Не только Виктор, но и весь орудийный расчет Осташенкова удивился, когда на их огневую точку пришел незнакомый старший лейтенант.
— Кто из вас Званцов? — вглядывался он в лица артиллеристов.
— Я, — неуверенно ответил Виктор и с недоумением посмотрел на офицера. — Рядовой Званцов — это я…
— Идите за мной… Только быстро!..
По траншее, низко пригибаясь, они ушли подальше от передовой линии. Там их ждал «виллис». Виктор сразу узнал его: именно в этой автомашине он часто видел Константина Сергеевича. Дорога к полевому госпиталю оказалась неблизкой. Ехали долго, пробираясь между скоплениями военной техники. Танки, самоходки, автомашины, гусеничные трактора с тяжелыми пушками медленно двигались к передовым позициям.
А в это время дежурная медсестра, утомленная от долгих бессонных ночей и тихонько дремавшая, по привычке открыла глаза и увидела необычно вытянутое лицо капитана. Она спешно пощупала его пульс — он не откликался на ее чуткие пальцы. На сигнал медсестры прибежал лечащий врач, который после тщательно осмотра констатировал кончину Константина Сергеевича.
— Он, наверно, поднял и успокоился, — грустно произнес врач, закрывая глаза капитану.
— А что он поднимал? — вытерла носовым платком слезы медсестра: ей было искренне жаль капитана, у койки которого она просидела столько времени, надеясь, что он откроет глаза и скажет: «Мне легче…»

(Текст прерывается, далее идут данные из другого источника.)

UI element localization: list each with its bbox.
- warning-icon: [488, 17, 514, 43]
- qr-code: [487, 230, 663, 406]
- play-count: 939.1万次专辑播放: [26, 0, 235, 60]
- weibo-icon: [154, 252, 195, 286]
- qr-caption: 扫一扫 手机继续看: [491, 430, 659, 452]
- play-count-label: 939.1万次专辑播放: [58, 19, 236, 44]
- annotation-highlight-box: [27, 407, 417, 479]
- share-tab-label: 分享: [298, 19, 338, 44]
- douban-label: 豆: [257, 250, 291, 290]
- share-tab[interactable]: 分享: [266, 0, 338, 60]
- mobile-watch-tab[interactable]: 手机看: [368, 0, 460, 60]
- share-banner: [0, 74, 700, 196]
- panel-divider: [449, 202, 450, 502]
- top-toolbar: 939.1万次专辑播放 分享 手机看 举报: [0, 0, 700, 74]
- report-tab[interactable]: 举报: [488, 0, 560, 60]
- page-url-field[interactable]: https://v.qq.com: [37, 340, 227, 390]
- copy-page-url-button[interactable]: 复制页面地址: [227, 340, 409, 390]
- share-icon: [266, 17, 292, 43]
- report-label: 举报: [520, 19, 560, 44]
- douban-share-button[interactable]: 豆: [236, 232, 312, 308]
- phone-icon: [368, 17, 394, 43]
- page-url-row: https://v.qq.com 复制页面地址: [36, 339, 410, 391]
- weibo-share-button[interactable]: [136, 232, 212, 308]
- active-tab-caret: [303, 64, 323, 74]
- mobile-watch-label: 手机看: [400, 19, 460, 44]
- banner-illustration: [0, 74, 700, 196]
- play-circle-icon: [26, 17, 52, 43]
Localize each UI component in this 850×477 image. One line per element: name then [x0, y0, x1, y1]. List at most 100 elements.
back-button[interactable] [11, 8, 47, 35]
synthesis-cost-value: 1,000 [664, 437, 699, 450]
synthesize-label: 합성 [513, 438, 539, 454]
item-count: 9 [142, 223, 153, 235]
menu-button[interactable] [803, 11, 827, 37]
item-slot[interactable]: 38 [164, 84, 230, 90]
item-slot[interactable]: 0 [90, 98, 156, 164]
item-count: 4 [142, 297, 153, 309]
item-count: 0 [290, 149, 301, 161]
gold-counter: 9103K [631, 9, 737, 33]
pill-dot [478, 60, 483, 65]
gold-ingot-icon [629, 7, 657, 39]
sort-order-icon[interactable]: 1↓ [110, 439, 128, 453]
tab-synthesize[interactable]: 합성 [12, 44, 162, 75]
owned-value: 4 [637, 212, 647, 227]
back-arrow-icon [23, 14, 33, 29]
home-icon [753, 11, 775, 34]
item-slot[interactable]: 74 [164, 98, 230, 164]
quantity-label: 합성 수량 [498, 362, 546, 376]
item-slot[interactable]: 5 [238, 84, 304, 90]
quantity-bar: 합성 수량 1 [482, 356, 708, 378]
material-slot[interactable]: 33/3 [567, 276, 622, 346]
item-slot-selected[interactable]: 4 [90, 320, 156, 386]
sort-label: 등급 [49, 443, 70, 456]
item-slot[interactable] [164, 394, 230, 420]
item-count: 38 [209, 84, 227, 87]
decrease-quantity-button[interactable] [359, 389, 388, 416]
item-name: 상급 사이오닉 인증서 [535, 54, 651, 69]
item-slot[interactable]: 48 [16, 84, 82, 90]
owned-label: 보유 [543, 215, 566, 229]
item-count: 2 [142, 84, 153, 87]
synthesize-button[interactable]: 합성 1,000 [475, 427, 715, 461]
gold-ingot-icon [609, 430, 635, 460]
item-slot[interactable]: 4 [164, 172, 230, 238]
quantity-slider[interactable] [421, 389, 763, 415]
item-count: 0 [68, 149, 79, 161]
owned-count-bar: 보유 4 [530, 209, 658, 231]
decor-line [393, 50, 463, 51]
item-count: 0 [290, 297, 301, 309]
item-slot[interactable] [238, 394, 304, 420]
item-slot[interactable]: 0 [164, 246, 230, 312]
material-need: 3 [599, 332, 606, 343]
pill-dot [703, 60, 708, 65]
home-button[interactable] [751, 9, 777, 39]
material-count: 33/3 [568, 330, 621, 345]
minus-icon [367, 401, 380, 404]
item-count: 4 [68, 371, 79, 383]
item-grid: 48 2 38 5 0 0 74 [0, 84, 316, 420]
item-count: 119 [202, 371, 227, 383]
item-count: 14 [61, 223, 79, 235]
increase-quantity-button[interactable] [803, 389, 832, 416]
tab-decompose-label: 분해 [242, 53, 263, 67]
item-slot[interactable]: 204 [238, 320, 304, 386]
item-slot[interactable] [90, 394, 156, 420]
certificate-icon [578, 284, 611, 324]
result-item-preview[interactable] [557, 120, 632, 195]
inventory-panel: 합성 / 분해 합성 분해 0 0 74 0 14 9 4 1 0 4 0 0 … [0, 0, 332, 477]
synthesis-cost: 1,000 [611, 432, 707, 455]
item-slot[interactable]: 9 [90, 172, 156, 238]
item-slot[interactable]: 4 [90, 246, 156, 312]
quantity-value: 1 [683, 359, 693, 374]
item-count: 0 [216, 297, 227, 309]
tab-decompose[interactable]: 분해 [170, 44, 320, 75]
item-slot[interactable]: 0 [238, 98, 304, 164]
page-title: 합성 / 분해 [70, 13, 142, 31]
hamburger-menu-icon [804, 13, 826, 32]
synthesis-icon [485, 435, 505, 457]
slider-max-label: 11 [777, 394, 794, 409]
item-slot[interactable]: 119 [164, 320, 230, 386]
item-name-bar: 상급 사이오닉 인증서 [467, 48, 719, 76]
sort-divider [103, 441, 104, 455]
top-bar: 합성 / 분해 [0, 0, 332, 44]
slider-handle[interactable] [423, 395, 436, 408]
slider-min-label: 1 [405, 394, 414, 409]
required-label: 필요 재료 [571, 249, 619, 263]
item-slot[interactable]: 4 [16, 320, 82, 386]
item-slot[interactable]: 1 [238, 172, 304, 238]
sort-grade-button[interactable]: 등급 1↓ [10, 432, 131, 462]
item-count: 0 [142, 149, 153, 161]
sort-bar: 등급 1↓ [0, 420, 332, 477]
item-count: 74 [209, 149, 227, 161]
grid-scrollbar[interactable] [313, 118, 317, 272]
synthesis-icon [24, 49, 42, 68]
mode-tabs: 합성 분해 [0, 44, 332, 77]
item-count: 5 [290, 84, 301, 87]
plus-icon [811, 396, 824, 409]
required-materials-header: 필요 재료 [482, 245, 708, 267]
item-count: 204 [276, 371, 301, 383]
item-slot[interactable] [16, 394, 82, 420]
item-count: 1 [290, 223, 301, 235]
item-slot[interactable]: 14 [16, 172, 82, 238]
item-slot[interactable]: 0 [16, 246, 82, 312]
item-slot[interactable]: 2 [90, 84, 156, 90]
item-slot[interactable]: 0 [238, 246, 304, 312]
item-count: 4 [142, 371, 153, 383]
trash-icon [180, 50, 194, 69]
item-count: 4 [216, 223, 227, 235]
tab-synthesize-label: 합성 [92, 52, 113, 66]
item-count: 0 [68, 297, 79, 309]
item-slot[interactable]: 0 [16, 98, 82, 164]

— Что поднял? — переспросил врач. — А кто ж его знает, сестричка, — задумался он. — Разве мы мало что побросали! Причем побросали такого, что не даст нам не только спокойно жить, но и умереть… А впрочем, сестра, это к данному факту не относится, — спохватился врач. — Факт один-единственный: капитан Забродин скончался от смертельной раны в грудь… Я и так удивляюсь, что он долго жил после того, как пуля почти коснулась его сердца… Организм крепкий, человеку бы жить да жить!..
И как раз в эти трагические минуты Виктор подъезжал к госпиталю. Он вошел в палату и, к своему ужасу, увидел, как бывшего директора школы, любимого учителя, снимают с койки и укладывают на носилки.
— Я опоздал? — дрогнувшим голосом спросил Виктор, решительно шагнув к носилкам и отвернув край простыни с лица Константина Сергеевича. О том, что капитан Забродин тяжело ранен, ему сообщили еще по пути в госпиталь.
— Да, молодой человек, — пожал плечами врач. — Но он все равно так больше и не пришел в себя… Вы знали его?
— Константина Сергеевича?… Он учил меня в школе…
— А-а, — неопределенно произнес врач и ушел.
Виктор, не стесняясь медсестры, которая продолжала вытирать затуманенные слезами глаза, горько заплакал.
IX
Уездный Красноконск доживал последние дни фашистской оккупации. Он был буквально переполнен солдатней. Звучала немецкая, венгерская, румынская и итальянская речь.
— Людей — как на ярмонке, все бегают, суетятся, кричат! — рассказывал об увиденном приехавший из уездного центра Егор Иванович.
— А если и тебя к ним присовокупить — налицо весь интернационал! — как всегда, с ехидцей подковыривал Митька полицая.